CHAPITRE II. SES DÉBAUCHES A SEIZE ANS.
92. Ma plus vive jouissance n’était-elle pas d’aimer et d’être aimé? Mais je ne m’en tenais pas à ces liens d’âme à âme, sur la chaste lisière de l’amitié spirituelle. D’impures vapeurs s’exhalaient des fangeuses convoitises de ma chair, de l’effervescence de la puberté; elles couvraient et offusquaient mon coeur: la sérénité de l’amour était confondue avec les nuages de la débauche. L’une et l’autre fermentaient ensemble, et mon imbécile jeunesse était entraînée dans les précipices des passions et plongeait dans le gouffre du libertinage.
Votre colère s’était amassée contre moi, et je l’ignorais. Au bruit des chaînes de ma mortalité, j’étais devenu sourd, j’expiais la superbe de mon âme. Et je m’éloignais de vous, et vous me laissiez; et je m’élançais, et je débordais, et je me répandais, et je me fondais en adultères, et vous vous taisiez! O ma tardive joie, vous vous taisiez alors, et, toujours plus loin de vous, je m’avançais dans les aridités fécondes en douleurs, avili dans l’orgueil, agité dans la fatigue!

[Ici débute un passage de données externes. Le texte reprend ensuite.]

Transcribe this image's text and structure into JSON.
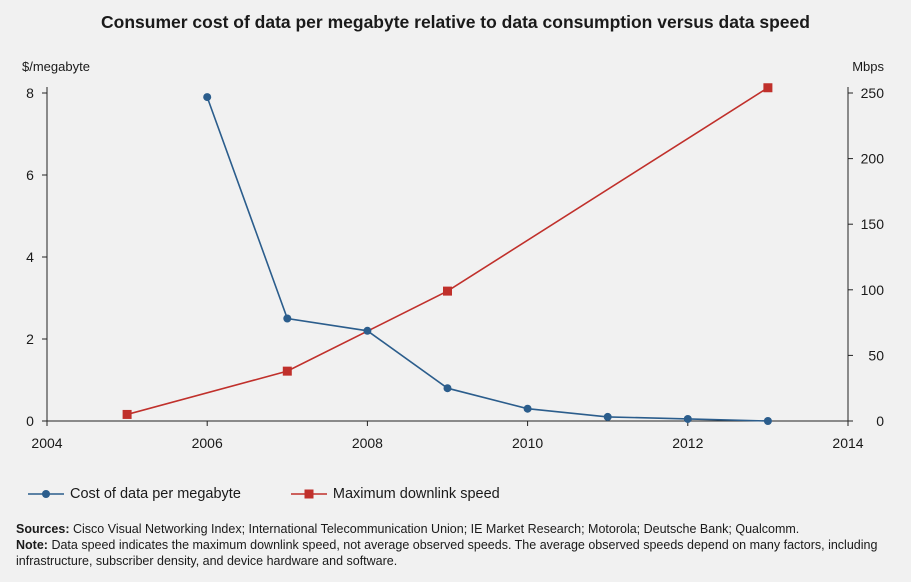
{
  "chart_data": {
    "type": "line",
    "title": "Consumer cost of data per megabyte relative to data consumption versus data speed",
    "left_axis_label": "$/megabyte",
    "right_axis_label": "Mbps",
    "x_ticks": [
      2004,
      2006,
      2008,
      2010,
      2012,
      2014
    ],
    "xlim": [
      2004,
      2014
    ],
    "y_left_ticks": [
      0,
      2,
      4,
      6,
      8
    ],
    "y_left_lim": [
      0,
      8
    ],
    "y_right_ticks": [
      0,
      50,
      100,
      150,
      200,
      250
    ],
    "y_right_lim": [
      0,
      250
    ],
    "grid": false,
    "legend_placement": "bottom-left",
    "series": [
      {
        "name": "Cost of data per megabyte",
        "axis": "left",
        "color": "#2b5d8c",
        "marker": "circle",
        "x": [
          2006,
          2007,
          2008,
          2009,
          2010,
          2011,
          2012,
          2013
        ],
        "values": [
          7.9,
          2.5,
          2.2,
          0.8,
          0.3,
          0.1,
          0.05,
          0.0
        ]
      },
      {
        "name": "Maximum downlink speed",
        "axis": "right",
        "color": "#c0302b",
        "marker": "square",
        "x": [
          2005,
          2007,
          2009,
          2013
        ],
        "values": [
          5,
          38,
          99,
          254
        ]
      }
    ]
  },
  "sources_label": "Sources:",
  "sources_text": "Cisco Visual Networking Index; International Telecommunication Union; IE Market Research; Motorola; Deutsche Bank; Qualcomm.",
  "note_label": "Note:",
  "note_text": "Data speed indicates the maximum downlink speed, not average observed speeds. The average observed speeds depend on many factors, including infrastructure, subscriber density, and device hardware and software."
}
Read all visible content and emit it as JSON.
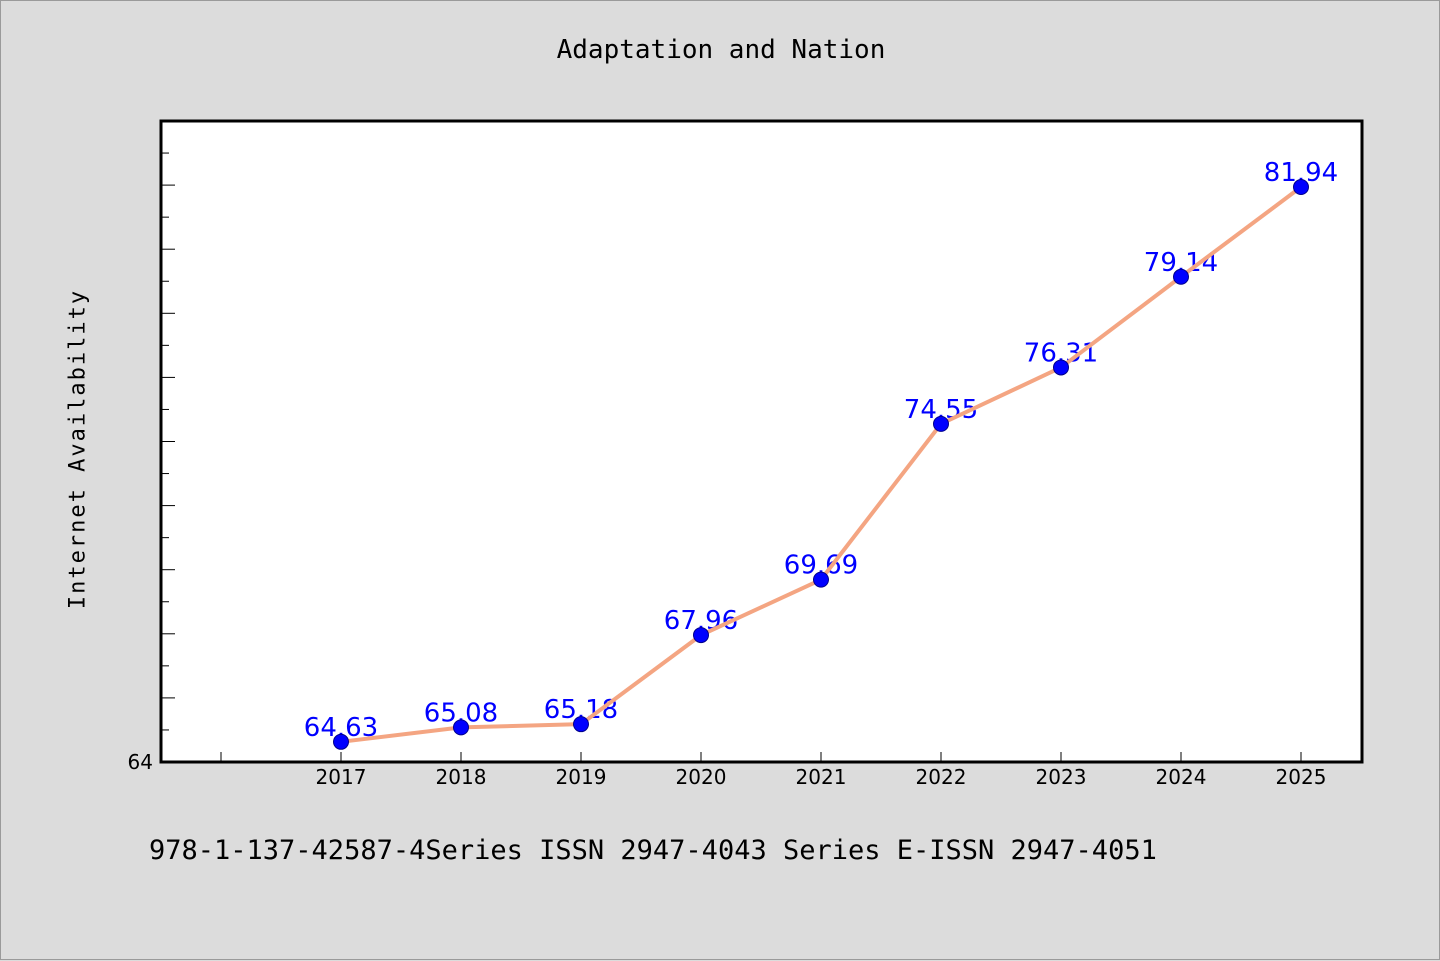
{
  "title": "Adaptation and Nation",
  "footer": "978-1-137-42587-4Series ISSN 2947-4043 Series E-ISSN 2947-4051",
  "colors": {
    "background": "#dcdcdc",
    "plot_background": "#ffffff",
    "line": "#f4a582",
    "marker": "#0000ff",
    "data_label": "#0000ff"
  },
  "chart_data": {
    "type": "line",
    "title": "Adaptation and Nation",
    "xlabel": "",
    "ylabel": "Internet Availability",
    "categories": [
      "2017",
      "2018",
      "2019",
      "2020",
      "2021",
      "2022",
      "2023",
      "2024",
      "2025"
    ],
    "series": [
      {
        "values": [
          64.63,
          65.08,
          65.18,
          67.96,
          69.69,
          74.55,
          76.31,
          79.14,
          81.94
        ],
        "color": "#f4a582",
        "marker_color": "#0000ff"
      }
    ],
    "data_labels": [
      "64.63",
      "65.08",
      "65.18",
      "67.96",
      "69.69",
      "74.55",
      "76.31",
      "79.14",
      "81.94"
    ],
    "y_tick_labels": [
      "64"
    ],
    "ylim": [
      64,
      84
    ],
    "grid": false,
    "legend": "none"
  }
}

3. Qui eût alors modéré ma peine? Qui m’eût borné à l’usage légitime de la fugitive beauté des créatures éphémères et de leurs délices, pour que les flots de ma jeunesse ne débordassent pas du moins la plage conjugale, s’ils ne pouvaient s’apaiser dans le but de la procréation des enfants, selon la prescription de votre loi, Seigneur, qui réglez la génération de notre mortalité, et pouvez étendre une main adoucie pour émousser des épines inconnues au paradis? car votre toute-puissance est tout près de nous, lors même que nous sommes loin de vous. Que n’ai-je du moins écouté plus attentivement la voix de vos nuées: « Ils souffriront des tribulations dans leur chair. Et moi je vous les épargne. Il est bon à l’homme de ne point toucher de femme. Celui qui est sans femme pense aux choses de Dieu, à plaire à Dieu. Celui qui est lié par le mariage pense aux choses du monde, à plaire à sa femme (I Cor. VII, 28, I, 32,33,34). » Que n’ai-je ouvert l’oreille à cette voix! eunuque de volonté en vue du royaume des cieux (Matth. XIX, 12), dans l’attente plus heureuse de vos embrassements?
4. Mais je brûlais, malheureux, et livré au torrent qui m’entraînait loin de vous, je m’affranchis de tous vos commandements, sans échapper à votre verge. Qui le pourrait? Vous (373) étiez toujours présent dans la miséricorde de vos rigueurs, abreuvant des plus amers dégoûts toutes mes joies illégitimes, pour m’entraîner à chercher les joies exemptes de dégoûts. Et où les eussé-je trouvées hors de vous, « qui faites entrer la douleur dans le précepte ( Ps. XCIII, 20); qui frappez pour guérir; qui tuez pour nous empêcher de mourir à vous (Deut. XXXII, 39)? »
Où étais-je, et dans quel lointain exil des délices de votre maison, à cette seizième année de l’âge de ma chair, qui prit alors le sceptre sur moi; esclave volontaire, livré sans réserve à la frénésie de cette passion, que notre dégradation affranchit de tout frein, mais que votre loi condamne? On ne se mit point en peine d’offrir le mariage au-devant de ma chute; on n’avait à coeur que de me faire apprendre à bien dire, à persuader par ma parole.